Segundo a lenda, relatada pelo escritor latino Marco Túlio Cícero (106 a.C.- 43 a.C.), Tages reuniu toda a Etrúria em um determinado lugar e pronunciou um discurso que serviu de base para a ciência praticada pelos arúspices. Muito depois da decadência da nação etrusca, seus arúspices ainda faziam parte do séquito dos generais e imperadores romanos, e seguiriam influenciando as instituições de Roma e o cur-so de sua história. Mais um elemento que se somou a outros fortalecendo as raízes etruscas que sobreviveram entre os romanos.

Possíveis sobreviventes

O que restou dos etruscos além de esculturas, pinturas, inscrições e tumbas? Quem sabe, descendentes. Eles podem ser os 2 000 habitantes da pequena Murlo, na província de Siena. Ao menos é a hipótese levantada pela equipe do professor Alberto Piazza, diretor do departamento de Genética da Universidade de Turim, Itália. Para começar, os cientistas recolheram amostras de sangue de 150 murlenses a fim de estabelecer por meio do exame do DNA — molécula que determina as características das pessoas — se seu patrimônio genético é igual ou parecido com os dos antigos habitantes da Toscana.

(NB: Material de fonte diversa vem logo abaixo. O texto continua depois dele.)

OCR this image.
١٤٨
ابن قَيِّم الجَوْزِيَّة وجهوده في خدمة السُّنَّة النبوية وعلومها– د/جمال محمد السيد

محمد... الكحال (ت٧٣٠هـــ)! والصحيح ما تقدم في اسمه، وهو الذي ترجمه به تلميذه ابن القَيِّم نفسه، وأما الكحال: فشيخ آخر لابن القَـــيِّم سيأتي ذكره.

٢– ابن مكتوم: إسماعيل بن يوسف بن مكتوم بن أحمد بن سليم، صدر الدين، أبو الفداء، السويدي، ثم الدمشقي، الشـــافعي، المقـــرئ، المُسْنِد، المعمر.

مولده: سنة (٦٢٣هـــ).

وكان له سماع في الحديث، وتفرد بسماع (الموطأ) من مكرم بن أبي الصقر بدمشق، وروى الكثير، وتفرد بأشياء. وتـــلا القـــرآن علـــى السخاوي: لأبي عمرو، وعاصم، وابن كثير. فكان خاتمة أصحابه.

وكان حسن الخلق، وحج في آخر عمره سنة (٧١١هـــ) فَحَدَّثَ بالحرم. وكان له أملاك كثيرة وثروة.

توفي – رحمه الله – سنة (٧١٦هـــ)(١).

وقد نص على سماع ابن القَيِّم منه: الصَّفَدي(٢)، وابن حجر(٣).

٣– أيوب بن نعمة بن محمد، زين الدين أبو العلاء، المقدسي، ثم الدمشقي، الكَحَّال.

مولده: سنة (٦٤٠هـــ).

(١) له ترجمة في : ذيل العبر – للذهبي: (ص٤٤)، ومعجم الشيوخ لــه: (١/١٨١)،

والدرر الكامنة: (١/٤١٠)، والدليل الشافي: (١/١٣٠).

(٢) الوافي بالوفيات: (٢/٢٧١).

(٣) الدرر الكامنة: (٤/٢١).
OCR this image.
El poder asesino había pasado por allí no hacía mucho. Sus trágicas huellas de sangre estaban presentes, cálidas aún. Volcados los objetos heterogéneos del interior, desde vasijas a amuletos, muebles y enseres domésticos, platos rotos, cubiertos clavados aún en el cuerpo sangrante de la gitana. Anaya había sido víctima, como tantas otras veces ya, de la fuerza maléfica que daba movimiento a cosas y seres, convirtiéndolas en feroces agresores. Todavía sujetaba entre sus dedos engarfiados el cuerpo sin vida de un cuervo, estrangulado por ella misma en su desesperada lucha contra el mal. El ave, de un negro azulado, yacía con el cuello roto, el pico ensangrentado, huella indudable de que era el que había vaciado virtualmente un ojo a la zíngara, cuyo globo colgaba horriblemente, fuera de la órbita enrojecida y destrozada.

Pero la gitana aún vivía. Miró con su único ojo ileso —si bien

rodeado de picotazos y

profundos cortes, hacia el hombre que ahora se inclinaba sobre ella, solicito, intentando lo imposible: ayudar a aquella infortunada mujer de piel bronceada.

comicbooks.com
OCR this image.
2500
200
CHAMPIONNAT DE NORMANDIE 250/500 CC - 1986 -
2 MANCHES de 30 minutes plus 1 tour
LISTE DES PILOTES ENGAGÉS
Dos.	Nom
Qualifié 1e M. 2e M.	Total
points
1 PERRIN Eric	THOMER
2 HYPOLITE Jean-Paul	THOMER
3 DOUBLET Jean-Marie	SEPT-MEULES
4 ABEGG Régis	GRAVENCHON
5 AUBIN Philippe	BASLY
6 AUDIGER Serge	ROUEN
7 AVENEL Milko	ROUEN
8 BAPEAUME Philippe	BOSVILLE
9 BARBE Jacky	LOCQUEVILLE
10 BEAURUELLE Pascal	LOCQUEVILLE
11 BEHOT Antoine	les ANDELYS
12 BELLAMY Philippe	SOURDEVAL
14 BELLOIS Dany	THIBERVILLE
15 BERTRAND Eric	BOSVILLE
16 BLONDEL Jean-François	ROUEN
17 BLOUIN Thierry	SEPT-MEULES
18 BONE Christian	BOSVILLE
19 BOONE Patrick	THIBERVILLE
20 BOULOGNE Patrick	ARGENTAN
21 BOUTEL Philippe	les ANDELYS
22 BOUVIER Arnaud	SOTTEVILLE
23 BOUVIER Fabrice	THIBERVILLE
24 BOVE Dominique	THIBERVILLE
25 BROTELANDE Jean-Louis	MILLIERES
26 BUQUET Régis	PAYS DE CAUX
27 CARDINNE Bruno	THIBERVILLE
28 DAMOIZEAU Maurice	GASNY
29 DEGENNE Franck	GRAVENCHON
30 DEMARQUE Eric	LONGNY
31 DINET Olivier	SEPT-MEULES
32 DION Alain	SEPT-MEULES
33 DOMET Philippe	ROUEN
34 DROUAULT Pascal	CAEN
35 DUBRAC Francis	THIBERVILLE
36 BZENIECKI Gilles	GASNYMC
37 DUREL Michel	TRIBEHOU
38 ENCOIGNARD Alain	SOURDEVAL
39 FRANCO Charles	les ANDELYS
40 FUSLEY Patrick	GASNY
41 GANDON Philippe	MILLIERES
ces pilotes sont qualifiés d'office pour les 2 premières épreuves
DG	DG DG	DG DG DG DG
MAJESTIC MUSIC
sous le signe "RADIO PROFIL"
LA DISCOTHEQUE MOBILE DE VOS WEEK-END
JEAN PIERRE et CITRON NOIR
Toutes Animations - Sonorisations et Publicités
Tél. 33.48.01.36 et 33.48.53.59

O Projeto Murlo nasceu depois que os pesquisadores liderados por Piazza concluíram uma detalhada análise dos “marcadores” genéticos dos povos itálicos: grupo sanguíneo, dados antropométricos como altura, cor dos olhos e da pele. A análise desses fatores permitiu mapear detalhadamente os povos que se estabeleceram na Península Itálica na época pré-romana, divididos em três grupos principais: celta-ligúrios ao norte, etruscos no centro e gregos no sul. Esses dados, no entanto, são insuficientes para saber se há uma continuidade biológica entre os etruscos e um determinado grupo de homens de hoje.

A resposta mais segura pode ser dada comparando-se o DNA dos murlenses com o DNA dos ossos que se encontram nas necróples etruscas que rodeiam Murlo. A escolha dos murlenses para a experiência se explica: o local foi bastante preservado ao longo dos séculos, não foi invadido nem destruído e por isso, provavelmente, não sofreu misturas étnicas que caracterizaram outras populações. “Ainda não escolhemos as técnicas para extrair o DNA dos ossos”, explica o professor Piazza, ouvido por SUPERINTERESSAN-TE. “A dificuldade é que eles estão contaminados por diversos tipos de materiais, devido à manipulação por parte dos arqueólogos.” Outra pista curiosa é a sugestão de uma equipe de glotólogos — estudiosos da linguagem — de que os etruscos deviam aspirar o C (pronunciando hasa em vez de casa) como se faz em algumas áreas da Toscana. A pesquisa mal começou e por isso ainda vai demorar um tempo para sabermos se, de fato, os etruscos deixaram herdeiros.

Um berço da emancipação feminina

Mesmo nas mais avançadas sociedades da Antigüidade ocidental, as mulheres sempre ocuparam papel secundário, reduzidas à sombra dos maridos. Na Grécia, por exemplo, encerravam-se no mundo doméstico e em Roma sofriam inúmeras restrições. Na Etrúria havia maior consideração pelas representantes do sexo feminino, em relação a outras culturas do mundo antigo e, por isso, os etruscos não eram vistos com bons olhos. Para se ter uma idéia do que os romanos pensavam sobre as mulheres etruscas basta ler um fragmento de um escrito do dramaturgo latino Plauto (284-187 a.C.): “Receberás de teu pai vinte mil talentos, para que não tenhas que ganhar um dote à moda etrusca, prostituindo vergonhosamente teu corpo”.

Toda essa violência verbal se deve ao fato de que a etrusca vivia menos enclausurada, sentava-se ao lado do marido nos banquetes e trocava carinhos com ele, em vez de se retirar das reuniões, como acontecia entre os gregos. Ela também assistia aos jogos e espetáculos misturando-se com os homens e não perdia seu sobrenome nem seu nome ao se casar — como era costume em Roma. Isso fazia parte de seus direitos. Havia casos em que, em suas tumbas, escreviam-se os nomes do pai e da mãe.